2. The high-abrasion diesel engine matrix cylinder liner as claimed in claim 1, wherein the cylinder liner body comprises the following components in percentage by weight:

c: 4.99%, Cr: 0.96%, Mn: 1.54%, Si: 0.35%, Ti: 0.082%, B: 0.006%, Be: 0.001%, Cu: 0.37%, Nb: 0.14%, Mo: 0.031%, V: 0.21%, Re: 0.03%, P < 0.01%, S < 0.01%, and the balance Fe.

3. The high-wear-resistance diesel engine matrix cylinder liner as claimed in claim 1, wherein the high-nickel cast iron layer comprises the following components in percentage by weight:

c: 4.16%, Ni: 21.9%, W: 2.25%, Cr: 4.54%, Mn: 0.83%, Si: 0.77%, Ti: 0.31%, B: 0.009%, Cu: 0.48%, Mo: 0.55%, V: 1.32%, Re: 0.032%, P < 0.009%, S < 0.002%, inoculant: 0.02% and the balance Fe.
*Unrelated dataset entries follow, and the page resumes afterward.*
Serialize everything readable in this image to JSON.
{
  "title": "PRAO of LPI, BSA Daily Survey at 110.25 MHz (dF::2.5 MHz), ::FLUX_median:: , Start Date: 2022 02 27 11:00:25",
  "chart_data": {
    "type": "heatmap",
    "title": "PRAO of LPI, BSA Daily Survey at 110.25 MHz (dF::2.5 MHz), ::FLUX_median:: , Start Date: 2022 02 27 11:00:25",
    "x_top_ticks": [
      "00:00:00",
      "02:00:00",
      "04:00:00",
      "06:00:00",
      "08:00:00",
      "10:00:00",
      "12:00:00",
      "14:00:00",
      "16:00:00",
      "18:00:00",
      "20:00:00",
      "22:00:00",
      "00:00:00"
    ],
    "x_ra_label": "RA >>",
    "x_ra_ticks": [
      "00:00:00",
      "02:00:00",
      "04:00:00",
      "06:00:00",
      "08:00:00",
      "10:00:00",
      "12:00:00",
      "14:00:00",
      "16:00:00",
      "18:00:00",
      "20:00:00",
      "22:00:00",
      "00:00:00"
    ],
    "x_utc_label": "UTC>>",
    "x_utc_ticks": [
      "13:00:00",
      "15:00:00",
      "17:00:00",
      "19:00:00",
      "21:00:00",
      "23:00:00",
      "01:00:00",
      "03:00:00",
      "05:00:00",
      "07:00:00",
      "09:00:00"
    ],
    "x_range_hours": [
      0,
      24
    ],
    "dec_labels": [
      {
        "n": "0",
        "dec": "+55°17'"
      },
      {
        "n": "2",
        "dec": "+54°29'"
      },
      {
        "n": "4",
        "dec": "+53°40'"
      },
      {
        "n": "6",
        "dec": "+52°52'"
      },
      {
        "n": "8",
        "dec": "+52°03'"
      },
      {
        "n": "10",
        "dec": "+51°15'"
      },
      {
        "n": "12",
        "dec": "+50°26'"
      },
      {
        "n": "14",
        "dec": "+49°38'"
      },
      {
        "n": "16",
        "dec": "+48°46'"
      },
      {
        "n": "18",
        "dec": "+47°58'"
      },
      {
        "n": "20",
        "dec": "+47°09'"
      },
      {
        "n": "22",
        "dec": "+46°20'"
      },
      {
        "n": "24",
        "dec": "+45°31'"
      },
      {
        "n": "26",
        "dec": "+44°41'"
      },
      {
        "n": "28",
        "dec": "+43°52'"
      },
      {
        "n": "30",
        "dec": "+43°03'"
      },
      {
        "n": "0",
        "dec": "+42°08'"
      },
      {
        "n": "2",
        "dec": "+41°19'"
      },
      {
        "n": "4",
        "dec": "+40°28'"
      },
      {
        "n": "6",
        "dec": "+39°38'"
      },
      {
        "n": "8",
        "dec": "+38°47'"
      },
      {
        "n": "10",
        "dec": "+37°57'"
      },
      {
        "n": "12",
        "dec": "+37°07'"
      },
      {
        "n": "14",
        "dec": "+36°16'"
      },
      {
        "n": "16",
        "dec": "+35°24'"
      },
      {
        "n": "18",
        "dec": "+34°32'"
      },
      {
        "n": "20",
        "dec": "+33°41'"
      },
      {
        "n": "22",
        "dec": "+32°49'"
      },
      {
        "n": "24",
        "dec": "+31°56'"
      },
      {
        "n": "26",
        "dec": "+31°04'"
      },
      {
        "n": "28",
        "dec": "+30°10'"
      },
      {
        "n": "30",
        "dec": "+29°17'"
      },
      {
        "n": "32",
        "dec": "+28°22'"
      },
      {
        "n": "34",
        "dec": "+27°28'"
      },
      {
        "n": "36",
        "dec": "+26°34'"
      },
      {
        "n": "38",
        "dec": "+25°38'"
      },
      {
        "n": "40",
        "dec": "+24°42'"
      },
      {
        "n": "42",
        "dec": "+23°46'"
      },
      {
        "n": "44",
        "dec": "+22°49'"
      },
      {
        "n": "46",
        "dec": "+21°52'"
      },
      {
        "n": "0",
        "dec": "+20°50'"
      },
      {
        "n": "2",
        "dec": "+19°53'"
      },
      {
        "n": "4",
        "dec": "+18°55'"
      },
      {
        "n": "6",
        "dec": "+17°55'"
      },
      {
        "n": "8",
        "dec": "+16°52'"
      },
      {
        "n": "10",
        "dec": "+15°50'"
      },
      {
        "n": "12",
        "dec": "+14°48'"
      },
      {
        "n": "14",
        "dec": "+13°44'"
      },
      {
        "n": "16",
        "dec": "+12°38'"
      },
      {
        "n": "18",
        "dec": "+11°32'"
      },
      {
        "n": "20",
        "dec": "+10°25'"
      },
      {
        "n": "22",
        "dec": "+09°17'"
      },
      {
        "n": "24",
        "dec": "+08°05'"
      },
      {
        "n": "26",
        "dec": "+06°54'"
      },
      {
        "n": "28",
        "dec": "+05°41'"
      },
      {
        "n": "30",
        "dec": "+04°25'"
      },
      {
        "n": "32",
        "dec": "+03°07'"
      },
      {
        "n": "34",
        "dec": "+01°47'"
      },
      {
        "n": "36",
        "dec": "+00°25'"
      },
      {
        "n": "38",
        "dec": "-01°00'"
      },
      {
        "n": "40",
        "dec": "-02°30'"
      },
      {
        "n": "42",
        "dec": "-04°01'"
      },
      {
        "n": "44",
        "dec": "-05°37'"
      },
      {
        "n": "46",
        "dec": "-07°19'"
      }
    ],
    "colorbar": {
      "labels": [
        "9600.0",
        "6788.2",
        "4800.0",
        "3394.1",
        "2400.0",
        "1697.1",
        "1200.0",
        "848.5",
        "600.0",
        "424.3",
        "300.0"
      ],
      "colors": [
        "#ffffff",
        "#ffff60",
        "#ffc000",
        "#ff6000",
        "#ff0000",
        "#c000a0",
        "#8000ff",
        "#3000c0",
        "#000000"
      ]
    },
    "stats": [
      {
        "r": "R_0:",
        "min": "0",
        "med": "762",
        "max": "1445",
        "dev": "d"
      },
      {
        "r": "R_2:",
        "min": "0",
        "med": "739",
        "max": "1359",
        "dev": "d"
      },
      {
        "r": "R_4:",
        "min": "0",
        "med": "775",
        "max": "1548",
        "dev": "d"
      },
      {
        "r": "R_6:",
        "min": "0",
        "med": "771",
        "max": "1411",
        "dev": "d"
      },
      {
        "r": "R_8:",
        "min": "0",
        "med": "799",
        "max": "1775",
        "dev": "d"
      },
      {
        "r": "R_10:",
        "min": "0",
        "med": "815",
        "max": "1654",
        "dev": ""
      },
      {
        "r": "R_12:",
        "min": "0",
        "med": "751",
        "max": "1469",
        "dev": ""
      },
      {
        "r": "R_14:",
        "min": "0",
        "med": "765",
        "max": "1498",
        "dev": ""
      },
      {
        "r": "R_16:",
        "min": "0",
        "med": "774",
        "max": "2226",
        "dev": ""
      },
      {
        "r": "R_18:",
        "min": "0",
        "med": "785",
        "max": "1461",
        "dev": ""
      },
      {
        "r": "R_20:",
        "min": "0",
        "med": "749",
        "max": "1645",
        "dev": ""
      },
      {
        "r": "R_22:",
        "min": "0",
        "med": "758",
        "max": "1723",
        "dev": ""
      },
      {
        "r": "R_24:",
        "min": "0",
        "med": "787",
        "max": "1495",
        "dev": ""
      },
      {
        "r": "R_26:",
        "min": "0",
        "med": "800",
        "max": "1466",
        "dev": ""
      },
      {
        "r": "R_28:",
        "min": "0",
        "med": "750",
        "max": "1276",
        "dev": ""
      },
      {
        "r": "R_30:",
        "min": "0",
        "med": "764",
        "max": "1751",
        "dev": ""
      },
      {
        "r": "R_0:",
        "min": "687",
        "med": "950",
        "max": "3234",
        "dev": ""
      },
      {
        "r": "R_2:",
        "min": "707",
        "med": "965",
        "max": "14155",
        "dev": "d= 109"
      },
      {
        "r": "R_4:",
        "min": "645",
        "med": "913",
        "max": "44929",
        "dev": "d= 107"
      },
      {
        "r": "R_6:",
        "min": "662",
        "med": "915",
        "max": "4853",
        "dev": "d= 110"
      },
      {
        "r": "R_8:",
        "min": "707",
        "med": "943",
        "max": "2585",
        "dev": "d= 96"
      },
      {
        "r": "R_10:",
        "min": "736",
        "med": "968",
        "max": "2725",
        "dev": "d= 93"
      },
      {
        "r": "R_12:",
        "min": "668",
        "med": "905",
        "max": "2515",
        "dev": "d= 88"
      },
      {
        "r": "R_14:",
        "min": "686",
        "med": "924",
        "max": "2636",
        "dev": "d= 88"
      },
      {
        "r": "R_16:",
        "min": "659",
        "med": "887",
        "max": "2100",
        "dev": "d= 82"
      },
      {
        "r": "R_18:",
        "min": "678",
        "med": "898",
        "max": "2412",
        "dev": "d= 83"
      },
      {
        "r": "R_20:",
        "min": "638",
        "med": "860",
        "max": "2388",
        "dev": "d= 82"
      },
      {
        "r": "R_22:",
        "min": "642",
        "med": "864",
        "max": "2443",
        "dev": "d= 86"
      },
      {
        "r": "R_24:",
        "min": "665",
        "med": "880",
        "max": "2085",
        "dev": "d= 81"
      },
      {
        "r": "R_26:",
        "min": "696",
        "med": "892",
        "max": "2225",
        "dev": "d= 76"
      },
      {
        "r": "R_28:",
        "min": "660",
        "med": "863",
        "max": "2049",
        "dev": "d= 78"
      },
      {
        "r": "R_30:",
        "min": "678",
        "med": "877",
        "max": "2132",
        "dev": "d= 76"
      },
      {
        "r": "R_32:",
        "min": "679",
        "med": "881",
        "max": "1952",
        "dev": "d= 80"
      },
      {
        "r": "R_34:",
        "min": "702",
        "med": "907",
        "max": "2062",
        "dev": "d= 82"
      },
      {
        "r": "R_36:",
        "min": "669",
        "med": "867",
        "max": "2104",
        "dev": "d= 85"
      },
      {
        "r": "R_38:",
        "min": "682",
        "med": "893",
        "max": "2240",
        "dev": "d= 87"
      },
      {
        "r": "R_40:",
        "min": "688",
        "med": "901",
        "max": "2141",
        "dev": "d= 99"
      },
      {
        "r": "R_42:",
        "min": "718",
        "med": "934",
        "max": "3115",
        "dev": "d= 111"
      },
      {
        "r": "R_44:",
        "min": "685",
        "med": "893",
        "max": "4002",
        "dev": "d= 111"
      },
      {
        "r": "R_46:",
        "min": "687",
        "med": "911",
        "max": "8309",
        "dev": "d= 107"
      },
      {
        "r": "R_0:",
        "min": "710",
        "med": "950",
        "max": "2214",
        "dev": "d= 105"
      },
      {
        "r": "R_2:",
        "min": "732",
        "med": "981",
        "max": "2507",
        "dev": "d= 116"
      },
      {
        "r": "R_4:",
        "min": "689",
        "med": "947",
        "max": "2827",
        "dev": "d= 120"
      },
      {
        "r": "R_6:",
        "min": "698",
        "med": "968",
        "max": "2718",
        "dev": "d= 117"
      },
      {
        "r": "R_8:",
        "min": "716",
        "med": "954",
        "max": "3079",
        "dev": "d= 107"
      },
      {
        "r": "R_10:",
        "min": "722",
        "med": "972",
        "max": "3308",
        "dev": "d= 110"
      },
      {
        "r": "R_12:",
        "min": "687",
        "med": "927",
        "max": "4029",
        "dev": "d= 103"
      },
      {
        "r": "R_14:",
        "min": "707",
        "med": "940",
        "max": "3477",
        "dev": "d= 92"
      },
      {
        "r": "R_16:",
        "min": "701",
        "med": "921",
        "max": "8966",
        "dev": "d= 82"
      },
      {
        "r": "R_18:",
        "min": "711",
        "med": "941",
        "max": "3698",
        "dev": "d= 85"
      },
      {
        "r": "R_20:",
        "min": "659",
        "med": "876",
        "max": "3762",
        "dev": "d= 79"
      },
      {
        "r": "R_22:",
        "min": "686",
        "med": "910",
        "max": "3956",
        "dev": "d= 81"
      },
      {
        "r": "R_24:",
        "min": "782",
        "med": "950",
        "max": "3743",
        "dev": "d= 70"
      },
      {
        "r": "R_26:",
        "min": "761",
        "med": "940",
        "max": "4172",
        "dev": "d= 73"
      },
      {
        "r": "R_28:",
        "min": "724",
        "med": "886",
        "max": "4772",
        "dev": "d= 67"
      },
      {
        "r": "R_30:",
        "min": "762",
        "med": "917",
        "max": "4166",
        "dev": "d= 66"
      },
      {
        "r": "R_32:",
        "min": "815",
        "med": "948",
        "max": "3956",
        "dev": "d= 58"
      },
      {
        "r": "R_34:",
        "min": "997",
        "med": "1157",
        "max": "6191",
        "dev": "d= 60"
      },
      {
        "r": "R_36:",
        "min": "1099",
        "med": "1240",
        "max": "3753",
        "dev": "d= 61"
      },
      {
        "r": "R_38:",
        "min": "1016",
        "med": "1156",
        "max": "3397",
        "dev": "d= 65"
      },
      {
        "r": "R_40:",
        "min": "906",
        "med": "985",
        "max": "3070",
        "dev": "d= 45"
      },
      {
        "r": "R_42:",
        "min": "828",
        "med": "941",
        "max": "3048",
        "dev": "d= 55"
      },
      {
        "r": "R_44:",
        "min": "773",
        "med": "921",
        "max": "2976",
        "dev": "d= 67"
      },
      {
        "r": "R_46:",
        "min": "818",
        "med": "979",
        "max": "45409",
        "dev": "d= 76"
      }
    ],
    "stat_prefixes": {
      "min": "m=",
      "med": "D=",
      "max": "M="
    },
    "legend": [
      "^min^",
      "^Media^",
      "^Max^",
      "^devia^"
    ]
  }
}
4. The high-wear-resistance diesel engine matrix cylinder liner as claimed in claim 1, wherein the high-chromium cast iron layer comprises the following components in percentage by weight:

c: 3.31%, Cr: 23.2%, V: 0.02%, Mn: 0.096%, W: 0.84%, Si: 1.53%, Ni: 0.009%, P < 0.01%, S < 0.01%, B: 0.03%, Cu: 0.039%, Mo: 0.3 percent and the balance of Fe.

5. The high-wear-resistance diesel engine matrix cylinder sleeve according to claim 1, wherein the thickness of the high-nickel cast iron layer is 0.15-0.2 mm.

6. The high-wear-resistance diesel engine matrix cylinder sleeve according to claim 1, wherein the thickness of the high-chromium cast iron layer is 0.25-0.3 mm.

7. The production process of the high-wear-resistance diesel engine matrix cylinder sleeve as claimed in any one of claims 1 to 6, characterized by comprising the following steps:

the method comprises the following steps: preparing materials: will comprise C: 4.63-5.27%, Cr: 0.75 to 1.58%, Mn: 1.21-1.63%, Si: 0.1-0.4%, Ti: 0.07-0.095%, B: 0.003-0.01%, Be: 0.001-0.002%, Cu: 0.18 to 0.43%, Nb: 0.09-0.17%, Mo: 0.02-0.035%, V: 0.13-0.22%, Re: 0.01-0.04%, P < 0.01%, S < 0.01%, and the balance Fe are melted in a furnace until completely melted;

step two: injecting the smelted raw materials into equipment, and molding and casting the cylinder sleeve body by adopting resin sand;

step three: air-cooling the cylinder sleeve body to 90-110 ℃, heating to 450-550 ℃, preserving heat for 2 hours, and then cooling to room temperature;

step four: polishing the surface of the cylinder sleeve body by using abrasive paper until the surface is smooth and has no scratch, removing oil stains on the surface of the cylinder sleeve body, and performing activation treatment;

step five: compounding a high-nickel cast iron layer with the thickness of 0.15-0.2 mm on the surface of the cylinder sleeve body by adopting a permeation compounding principle;

step six: heating the workpiece in the fifth step to 850-900 ℃, and air-cooling to room temperature;

step seven: compounding a high-chromium cast iron layer with the thickness of 0.25-0.3 mm on the surface of the high-nickel cast iron layer by adopting a permeation compounding principle;

step eight: and naturally cooling the workpiece to 75-90 ℃, continuously heating to 150-200 ℃, and preserving heat for 5 hours.